For single-machine environment, use the hostname of the machine as both the master and the (only) worker.

For distributed environment, first copy and modify $HUSKY_ROOT/exec.sh according to actual configuration. exec.sh depends on pssh.

Run a Husky Program

Run ./Master --help for helps. Check the examples in examples directory.

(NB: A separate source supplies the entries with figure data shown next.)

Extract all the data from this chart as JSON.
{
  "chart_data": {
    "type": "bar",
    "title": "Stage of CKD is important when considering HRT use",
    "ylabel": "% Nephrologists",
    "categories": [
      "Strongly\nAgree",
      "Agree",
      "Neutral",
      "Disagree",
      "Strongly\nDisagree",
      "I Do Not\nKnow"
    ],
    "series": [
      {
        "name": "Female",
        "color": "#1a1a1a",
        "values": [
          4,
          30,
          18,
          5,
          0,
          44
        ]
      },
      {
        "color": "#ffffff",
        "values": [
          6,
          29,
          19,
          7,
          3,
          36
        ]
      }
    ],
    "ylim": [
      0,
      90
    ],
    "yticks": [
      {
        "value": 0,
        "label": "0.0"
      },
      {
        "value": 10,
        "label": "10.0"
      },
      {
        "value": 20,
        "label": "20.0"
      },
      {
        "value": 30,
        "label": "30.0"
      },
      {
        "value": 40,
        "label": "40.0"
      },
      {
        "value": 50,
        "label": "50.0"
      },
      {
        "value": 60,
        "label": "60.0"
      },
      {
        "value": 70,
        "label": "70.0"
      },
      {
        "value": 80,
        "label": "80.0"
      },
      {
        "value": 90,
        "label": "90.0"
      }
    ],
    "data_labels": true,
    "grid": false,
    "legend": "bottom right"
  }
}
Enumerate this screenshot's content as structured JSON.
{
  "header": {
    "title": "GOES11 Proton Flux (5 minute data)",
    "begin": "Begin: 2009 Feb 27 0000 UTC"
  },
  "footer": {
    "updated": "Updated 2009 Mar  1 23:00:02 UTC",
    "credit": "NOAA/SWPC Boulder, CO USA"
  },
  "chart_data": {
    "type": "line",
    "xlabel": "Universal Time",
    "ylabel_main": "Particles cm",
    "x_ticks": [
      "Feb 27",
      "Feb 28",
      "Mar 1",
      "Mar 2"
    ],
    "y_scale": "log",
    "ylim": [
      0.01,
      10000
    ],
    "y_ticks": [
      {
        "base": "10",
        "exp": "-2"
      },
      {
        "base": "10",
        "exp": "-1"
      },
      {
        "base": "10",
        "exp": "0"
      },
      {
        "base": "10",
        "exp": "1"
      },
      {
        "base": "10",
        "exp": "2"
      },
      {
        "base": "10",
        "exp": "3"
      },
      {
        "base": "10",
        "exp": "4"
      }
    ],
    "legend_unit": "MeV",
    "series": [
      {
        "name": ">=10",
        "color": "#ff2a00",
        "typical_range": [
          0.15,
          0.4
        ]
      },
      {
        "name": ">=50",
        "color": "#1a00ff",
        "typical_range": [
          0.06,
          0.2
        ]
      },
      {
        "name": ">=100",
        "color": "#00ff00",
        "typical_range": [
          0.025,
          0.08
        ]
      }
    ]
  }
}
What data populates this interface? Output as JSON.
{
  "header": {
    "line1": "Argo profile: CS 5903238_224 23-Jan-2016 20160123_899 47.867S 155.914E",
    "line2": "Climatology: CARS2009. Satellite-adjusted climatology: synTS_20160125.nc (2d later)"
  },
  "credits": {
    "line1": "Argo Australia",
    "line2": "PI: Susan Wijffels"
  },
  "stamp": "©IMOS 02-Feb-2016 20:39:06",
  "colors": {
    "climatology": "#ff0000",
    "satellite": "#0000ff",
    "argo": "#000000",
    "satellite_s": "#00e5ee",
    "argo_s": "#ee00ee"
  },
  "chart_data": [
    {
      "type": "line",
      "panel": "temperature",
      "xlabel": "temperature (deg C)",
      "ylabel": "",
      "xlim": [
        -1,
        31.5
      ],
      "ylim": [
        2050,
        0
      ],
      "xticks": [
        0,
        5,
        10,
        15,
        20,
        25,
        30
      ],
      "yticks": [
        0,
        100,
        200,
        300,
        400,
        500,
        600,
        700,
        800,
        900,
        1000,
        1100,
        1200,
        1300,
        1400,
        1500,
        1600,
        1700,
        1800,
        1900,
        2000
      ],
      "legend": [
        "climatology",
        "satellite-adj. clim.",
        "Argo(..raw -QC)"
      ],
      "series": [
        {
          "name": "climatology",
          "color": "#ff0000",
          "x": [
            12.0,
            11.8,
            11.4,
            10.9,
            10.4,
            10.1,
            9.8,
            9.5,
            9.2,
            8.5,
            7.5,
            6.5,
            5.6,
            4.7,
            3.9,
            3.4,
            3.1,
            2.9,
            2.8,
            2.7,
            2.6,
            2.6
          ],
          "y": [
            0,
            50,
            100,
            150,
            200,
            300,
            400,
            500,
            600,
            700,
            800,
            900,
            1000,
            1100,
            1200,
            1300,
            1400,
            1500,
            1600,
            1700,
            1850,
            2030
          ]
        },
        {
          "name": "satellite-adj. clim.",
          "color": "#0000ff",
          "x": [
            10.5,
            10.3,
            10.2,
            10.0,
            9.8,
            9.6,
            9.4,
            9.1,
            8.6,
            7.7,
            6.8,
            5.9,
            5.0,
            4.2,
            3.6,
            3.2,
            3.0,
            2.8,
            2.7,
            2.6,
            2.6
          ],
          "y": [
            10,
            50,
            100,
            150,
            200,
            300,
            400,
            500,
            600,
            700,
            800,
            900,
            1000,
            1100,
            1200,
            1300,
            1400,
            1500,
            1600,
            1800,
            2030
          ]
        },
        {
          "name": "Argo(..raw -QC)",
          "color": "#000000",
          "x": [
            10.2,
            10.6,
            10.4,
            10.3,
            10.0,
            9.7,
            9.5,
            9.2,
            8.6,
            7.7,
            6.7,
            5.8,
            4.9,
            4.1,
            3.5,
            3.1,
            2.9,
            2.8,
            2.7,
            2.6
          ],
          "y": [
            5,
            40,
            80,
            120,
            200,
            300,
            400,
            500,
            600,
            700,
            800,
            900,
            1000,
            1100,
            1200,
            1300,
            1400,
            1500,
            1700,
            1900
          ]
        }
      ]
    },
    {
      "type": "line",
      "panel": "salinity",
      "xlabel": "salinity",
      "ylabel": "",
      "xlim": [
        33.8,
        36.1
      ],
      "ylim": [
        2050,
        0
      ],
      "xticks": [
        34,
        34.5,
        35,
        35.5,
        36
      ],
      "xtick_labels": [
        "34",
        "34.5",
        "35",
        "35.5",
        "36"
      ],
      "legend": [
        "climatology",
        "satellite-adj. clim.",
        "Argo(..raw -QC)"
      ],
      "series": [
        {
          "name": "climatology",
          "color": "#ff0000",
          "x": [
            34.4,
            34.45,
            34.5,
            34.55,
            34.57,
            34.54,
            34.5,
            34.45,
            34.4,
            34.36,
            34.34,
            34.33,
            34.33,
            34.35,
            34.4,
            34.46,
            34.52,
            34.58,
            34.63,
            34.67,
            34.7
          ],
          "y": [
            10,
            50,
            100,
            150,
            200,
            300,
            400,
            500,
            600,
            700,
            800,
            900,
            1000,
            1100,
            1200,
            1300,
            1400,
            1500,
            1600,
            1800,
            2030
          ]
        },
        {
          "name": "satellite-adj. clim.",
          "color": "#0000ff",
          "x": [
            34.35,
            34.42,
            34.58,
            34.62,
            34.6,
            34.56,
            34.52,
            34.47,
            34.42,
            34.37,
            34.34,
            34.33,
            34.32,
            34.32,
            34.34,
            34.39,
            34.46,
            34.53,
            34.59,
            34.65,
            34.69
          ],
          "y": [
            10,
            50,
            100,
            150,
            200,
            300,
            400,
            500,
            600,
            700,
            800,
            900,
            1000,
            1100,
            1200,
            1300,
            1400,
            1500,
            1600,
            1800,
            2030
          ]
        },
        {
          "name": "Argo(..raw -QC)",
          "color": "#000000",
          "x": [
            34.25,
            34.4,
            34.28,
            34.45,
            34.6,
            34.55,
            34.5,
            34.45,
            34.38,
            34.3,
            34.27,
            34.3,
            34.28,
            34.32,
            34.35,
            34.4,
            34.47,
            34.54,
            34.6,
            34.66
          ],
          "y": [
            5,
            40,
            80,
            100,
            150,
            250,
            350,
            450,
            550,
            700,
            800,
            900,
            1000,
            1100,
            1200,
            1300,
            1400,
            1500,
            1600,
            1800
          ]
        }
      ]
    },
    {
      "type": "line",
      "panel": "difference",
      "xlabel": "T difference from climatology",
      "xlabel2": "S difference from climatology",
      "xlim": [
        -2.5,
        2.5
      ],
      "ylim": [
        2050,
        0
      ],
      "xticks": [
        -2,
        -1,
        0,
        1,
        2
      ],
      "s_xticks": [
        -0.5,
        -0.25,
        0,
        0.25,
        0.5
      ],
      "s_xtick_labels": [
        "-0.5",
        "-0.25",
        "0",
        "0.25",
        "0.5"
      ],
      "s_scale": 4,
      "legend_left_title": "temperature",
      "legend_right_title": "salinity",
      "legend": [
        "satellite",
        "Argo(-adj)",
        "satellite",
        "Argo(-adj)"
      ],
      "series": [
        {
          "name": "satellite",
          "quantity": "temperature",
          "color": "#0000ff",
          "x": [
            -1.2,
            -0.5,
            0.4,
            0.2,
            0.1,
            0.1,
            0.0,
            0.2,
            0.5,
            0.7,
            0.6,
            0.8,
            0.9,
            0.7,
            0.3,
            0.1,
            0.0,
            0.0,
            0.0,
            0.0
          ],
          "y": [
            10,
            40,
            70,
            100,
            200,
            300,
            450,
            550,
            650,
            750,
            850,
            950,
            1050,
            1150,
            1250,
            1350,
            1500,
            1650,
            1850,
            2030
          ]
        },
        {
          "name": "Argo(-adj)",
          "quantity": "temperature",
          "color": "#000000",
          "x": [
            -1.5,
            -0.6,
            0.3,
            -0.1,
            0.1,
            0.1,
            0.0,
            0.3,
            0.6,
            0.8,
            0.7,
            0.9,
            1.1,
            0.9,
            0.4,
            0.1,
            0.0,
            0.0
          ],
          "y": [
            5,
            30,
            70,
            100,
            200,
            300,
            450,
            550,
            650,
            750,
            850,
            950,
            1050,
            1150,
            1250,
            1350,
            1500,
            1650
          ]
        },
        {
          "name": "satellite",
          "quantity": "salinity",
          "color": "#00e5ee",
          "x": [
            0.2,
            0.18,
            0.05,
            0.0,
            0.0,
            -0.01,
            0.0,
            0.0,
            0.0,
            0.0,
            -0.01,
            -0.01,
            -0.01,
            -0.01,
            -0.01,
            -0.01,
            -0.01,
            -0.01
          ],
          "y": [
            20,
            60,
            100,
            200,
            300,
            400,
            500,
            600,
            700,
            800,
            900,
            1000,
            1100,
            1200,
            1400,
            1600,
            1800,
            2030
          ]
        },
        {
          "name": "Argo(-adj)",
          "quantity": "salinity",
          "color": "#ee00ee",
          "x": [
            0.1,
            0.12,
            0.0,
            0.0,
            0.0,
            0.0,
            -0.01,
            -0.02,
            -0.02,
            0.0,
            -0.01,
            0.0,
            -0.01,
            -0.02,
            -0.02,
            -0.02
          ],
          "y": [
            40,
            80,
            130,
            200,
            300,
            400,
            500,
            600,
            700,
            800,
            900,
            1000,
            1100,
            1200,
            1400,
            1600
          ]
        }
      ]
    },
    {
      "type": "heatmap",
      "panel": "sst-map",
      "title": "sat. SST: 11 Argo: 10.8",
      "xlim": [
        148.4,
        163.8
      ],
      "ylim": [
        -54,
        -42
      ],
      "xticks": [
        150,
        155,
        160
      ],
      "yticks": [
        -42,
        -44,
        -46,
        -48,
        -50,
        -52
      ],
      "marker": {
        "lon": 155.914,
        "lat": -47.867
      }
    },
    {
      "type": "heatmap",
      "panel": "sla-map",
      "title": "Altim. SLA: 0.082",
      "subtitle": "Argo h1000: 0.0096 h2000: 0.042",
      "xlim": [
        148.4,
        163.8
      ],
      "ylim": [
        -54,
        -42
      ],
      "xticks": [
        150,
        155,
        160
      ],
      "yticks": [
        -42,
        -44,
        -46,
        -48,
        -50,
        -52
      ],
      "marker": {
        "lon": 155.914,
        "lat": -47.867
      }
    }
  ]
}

First make sure that the master is running. Use the following to start the master

./Master --conf /path/to/your/conf

In the distributed environment, use the following to execute workers on all machines,

./exec.sh <executable> --conf /path/to/your/conf

In the single-machine environment, use the following,

./<executable> --conf /path/to/your/conf

Run Husky Unit Test

Husky provides a set unit tests (based on gtest 1.7.0) in core/. Run it with:

make HuskyUnitTest
./HuskyUnitTest

Documentation

Do the following to generate API documentation,

doxygen doxygen.config

Or use the provided script,

./scripts/doxygen.py --gen

Then go to html/ for HTML documentation, and latex/ for LaTeX documentation

Start a http server to view the documentation by browser,

./scripts/doxygen.py --server

License

Copyright 2016 Husky Team

Licensed under the Apache License, Version 2.0 (the "License"); you may not use this file except in compliance with the License. You may obtain a copy of the License at

http://www.apache.org/licenses/LICENSE-2.0

Unless required by applicable law or agreed to in writing, software distributed under the License is distributed on an "AS IS" BASIS, WITHOUT WARRANTIES OR CONDITIONS OF ANY KIND, either express or implied. See the License for the specific language governing permissions and limitations under the License.